In cases where rates stay the same but you expect a decrease in income, refinancing allows you to lengthen your loan term. This option can give you more time to pay off your loan, and save you from additional debt. For example, switching from a 20-year mortgage to a 30-year loan results to lower and more manageable monthly payments.

A boost in credit score

You might not be aware of it, but there’s a possibility that your credit score has gotten a significant boost over the years. As you move forward with your career and make more money, you are able to pay your bills on time and thus increase your credit score. This increase proves your current financial stability, making you eligible for lower rates and saving you thousands of dollars. This will depend on the specific terms of your loan, but it does not hurt to try if you got somewhere between a 10 and a 20-point increase in your credit score.

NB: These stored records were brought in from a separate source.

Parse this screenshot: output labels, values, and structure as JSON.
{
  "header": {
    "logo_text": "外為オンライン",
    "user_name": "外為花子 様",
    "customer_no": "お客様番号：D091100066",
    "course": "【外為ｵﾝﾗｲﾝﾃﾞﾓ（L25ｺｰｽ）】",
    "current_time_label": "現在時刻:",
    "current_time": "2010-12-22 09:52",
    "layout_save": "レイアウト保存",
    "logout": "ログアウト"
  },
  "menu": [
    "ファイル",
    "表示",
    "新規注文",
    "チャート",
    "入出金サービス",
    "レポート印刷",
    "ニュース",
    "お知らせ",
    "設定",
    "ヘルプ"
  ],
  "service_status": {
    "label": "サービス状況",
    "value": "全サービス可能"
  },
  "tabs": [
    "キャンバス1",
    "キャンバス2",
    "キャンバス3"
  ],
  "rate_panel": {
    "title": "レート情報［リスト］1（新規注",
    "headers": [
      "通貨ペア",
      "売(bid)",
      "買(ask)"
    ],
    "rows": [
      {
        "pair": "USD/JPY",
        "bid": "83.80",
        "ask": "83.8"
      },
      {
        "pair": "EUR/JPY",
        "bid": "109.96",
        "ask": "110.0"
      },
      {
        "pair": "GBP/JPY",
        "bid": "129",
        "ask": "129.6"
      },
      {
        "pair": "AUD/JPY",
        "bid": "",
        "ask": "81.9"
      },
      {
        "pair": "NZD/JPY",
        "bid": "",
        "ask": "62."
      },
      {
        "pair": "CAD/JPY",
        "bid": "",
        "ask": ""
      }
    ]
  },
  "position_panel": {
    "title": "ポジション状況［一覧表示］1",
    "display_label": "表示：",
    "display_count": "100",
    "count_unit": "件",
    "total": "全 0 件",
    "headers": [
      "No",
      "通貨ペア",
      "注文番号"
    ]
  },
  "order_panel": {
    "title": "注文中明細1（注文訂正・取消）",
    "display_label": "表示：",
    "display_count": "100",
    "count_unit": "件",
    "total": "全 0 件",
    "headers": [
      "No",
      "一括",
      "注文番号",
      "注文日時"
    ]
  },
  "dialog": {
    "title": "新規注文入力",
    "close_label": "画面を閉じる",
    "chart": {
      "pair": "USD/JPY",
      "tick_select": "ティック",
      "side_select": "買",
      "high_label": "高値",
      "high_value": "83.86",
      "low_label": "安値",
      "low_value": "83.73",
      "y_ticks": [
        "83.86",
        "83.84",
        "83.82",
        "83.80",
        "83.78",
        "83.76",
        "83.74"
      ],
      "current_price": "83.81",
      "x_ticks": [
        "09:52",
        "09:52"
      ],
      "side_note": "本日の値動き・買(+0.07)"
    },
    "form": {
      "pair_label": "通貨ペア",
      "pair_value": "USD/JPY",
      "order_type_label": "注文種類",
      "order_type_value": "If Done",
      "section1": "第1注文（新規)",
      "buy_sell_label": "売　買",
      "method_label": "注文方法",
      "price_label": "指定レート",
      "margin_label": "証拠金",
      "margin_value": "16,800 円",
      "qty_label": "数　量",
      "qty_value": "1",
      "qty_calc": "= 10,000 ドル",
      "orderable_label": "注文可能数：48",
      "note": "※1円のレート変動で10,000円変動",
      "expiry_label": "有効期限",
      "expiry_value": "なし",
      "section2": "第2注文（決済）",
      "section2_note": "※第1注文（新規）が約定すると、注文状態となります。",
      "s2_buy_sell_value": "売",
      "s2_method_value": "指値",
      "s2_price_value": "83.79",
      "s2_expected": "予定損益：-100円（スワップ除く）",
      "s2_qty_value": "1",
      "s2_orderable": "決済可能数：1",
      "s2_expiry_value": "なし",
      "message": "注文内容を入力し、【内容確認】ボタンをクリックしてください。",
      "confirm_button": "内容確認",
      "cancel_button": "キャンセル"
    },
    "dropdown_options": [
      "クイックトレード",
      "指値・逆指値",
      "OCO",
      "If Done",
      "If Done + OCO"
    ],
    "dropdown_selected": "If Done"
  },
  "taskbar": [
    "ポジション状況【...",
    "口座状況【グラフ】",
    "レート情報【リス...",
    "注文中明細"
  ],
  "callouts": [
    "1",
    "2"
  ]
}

Similarly, refinancing can be a good move if your income has increased since you first applied for a mortgage. Higher revenue ups your chances of qualifying for lower interest rates which can result in lower monthly payments.

Switching to a fixed-rate

Mortgage

If you bought a house with an adjustable-rate mortgage (ARM), your interest rates must have significantly increased by now. An ARM can save you money during the early stages of home ownership, but as soon as the fixed period ends, payments can spike up.

The best way to avoid this scenario is to switch to a fixed-rate mortgage. Naturally, your fixed rate will be higher than your original rate. But in the long run, fixed-rates protect you from future increases. Remember, interest rates are highly unpredictable. Securing a fixed-rate can put your mind at ease and save you from surprise fluctuations. You also don’t have to wait for a new wave of low interest rates to make the switch and fully enjoy its benefits.

As the property market evolves, so does the way you budget and plan for the future. Refinancing your mortgage enables you to save money and make adjustments that better suit your current needs.